Al emplear a Bella aplicaron también una táctica premeditada. Puesto que preveían tener hijos al cabo de un tiempo, Maggie quería tener ya antes a alguien de plena confianza, una persona como de la familia. Ya de buen principio la idea fue que cuando tuvieran un niño, ejercería asimismo funciones de niñera. Últimamente, no obstante, Bella había ido dejando caer algún lamento sobre la gran cantidad de trabajo que tenía, y él ya había captado sus intenciones. Seguro que lo que Bella insinuaba era que al cabo de un año contratasen a una niñera aparte de ella. Puesto que eso no entraba dentro de sus planes, ya vislumbraba una batalla en el horizonte.
—No, señor Master. —¿Había en su tono algún reproche por que siempre estuviera buscando las cosas? Tal vez no. En cualquier caso, le sonrió—. Todo va a salir bien.
Se repitió a sí mismo que no fuera tonto. Bella tenía razón, por supuesto. Maggie tenía buena salud. Había visto las ecografías. El niño estaba bien. Era un niño: Gorham Vandyck Master Junior. Los nombres los había elegido Maggie, no él, porque sabía que le agradarían. Aunque no compartiera su sentimiento dinástico, no le importaba seguirle la corriente. Lo cierto era que sí le agradaban, así que si Maggie estaba de acuerdo, no iba él a oponerse.

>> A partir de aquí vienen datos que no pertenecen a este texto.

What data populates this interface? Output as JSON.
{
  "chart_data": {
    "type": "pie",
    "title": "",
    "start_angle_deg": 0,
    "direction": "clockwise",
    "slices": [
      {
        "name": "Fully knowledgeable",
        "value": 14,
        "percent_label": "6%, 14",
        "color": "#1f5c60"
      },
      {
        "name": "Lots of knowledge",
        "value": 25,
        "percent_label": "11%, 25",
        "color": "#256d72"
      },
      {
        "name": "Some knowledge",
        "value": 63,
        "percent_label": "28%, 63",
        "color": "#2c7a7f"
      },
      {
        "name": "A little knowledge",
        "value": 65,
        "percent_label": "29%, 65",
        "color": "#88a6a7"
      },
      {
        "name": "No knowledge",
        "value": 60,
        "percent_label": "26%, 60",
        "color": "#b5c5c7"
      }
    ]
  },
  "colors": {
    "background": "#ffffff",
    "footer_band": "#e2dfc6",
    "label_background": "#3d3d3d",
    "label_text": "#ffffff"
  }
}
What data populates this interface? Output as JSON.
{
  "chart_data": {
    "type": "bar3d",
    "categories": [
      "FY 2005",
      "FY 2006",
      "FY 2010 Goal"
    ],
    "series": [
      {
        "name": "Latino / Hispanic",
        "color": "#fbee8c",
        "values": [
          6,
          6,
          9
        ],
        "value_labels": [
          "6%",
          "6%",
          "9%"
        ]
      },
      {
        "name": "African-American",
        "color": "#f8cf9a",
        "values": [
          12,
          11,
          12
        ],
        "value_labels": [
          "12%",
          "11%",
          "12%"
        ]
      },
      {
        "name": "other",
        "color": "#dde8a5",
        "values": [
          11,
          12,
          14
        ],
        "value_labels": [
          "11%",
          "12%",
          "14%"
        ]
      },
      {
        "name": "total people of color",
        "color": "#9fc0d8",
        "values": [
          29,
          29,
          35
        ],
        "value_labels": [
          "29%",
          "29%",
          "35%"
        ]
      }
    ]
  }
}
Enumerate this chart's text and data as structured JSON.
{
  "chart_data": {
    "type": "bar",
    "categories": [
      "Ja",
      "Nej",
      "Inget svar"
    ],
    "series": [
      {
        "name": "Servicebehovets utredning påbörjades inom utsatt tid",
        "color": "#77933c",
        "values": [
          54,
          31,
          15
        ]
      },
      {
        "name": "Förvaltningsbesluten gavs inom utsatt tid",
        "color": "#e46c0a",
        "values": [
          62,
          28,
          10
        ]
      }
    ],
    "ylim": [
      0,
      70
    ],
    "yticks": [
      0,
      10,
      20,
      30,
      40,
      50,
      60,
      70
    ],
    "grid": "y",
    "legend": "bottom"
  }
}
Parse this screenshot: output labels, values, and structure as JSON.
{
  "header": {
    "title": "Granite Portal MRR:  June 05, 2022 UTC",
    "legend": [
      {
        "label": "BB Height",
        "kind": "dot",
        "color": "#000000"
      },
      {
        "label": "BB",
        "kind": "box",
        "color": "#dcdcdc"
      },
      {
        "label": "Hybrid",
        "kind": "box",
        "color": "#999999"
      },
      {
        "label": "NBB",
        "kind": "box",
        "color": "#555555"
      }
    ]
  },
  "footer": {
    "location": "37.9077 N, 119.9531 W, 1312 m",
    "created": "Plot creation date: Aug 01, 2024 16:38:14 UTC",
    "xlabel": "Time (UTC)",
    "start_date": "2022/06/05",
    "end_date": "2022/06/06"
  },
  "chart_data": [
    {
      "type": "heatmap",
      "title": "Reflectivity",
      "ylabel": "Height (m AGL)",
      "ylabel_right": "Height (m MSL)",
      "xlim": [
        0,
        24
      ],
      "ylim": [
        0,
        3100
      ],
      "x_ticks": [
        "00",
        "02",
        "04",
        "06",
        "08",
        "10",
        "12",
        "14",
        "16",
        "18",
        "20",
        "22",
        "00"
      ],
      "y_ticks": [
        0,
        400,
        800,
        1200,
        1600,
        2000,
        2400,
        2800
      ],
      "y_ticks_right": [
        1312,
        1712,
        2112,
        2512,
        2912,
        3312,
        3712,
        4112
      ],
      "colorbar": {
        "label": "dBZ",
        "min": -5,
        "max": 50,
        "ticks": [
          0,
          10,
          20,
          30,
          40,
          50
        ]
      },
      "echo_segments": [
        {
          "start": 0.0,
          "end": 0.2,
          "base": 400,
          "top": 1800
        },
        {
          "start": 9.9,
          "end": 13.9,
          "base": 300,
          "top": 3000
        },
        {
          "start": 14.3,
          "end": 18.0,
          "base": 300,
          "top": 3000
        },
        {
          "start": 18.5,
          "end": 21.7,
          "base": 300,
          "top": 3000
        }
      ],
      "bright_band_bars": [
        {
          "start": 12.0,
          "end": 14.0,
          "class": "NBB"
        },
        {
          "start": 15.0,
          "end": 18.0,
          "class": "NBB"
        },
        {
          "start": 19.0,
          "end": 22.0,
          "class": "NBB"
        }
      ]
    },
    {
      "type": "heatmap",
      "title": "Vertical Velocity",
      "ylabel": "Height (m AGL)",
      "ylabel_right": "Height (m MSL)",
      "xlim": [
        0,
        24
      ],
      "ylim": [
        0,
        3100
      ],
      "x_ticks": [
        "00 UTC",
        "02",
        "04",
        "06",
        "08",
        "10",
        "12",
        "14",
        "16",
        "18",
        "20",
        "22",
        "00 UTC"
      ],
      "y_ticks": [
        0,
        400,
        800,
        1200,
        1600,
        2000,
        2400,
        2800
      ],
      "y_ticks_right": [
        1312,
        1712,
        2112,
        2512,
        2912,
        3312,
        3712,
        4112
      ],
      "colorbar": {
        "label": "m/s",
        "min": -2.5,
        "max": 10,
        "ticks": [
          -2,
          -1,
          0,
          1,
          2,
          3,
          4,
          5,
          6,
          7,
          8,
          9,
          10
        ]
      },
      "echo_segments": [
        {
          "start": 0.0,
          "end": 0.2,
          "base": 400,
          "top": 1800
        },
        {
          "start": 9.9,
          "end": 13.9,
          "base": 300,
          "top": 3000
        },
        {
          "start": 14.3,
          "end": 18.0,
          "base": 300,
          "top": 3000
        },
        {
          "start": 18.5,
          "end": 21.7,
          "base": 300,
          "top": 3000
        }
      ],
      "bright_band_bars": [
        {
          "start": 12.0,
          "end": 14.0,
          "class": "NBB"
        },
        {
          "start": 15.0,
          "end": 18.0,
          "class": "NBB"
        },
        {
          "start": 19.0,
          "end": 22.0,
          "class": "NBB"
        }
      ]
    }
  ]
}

El niño estaba bien y el médico era bueno. Caruso se llamaba. No todo el mundo tenía por aquellos tiempos que corrían los arrestos necesarios para dedicarse a la obstetricia. Si algo iba mal, todo el mundo quería denunciar al tocólogo. Las primas de los seguros para tocólogos eran tan elevadas que muchos estudiantes de medicina se arredraban porque no podían permitirse empezar a ejercer en esa especialidad. Aunque Caruso tenía pocos años más que él, Maggie había investigado sus antecedentes y quedado impresionada por su trayectoria.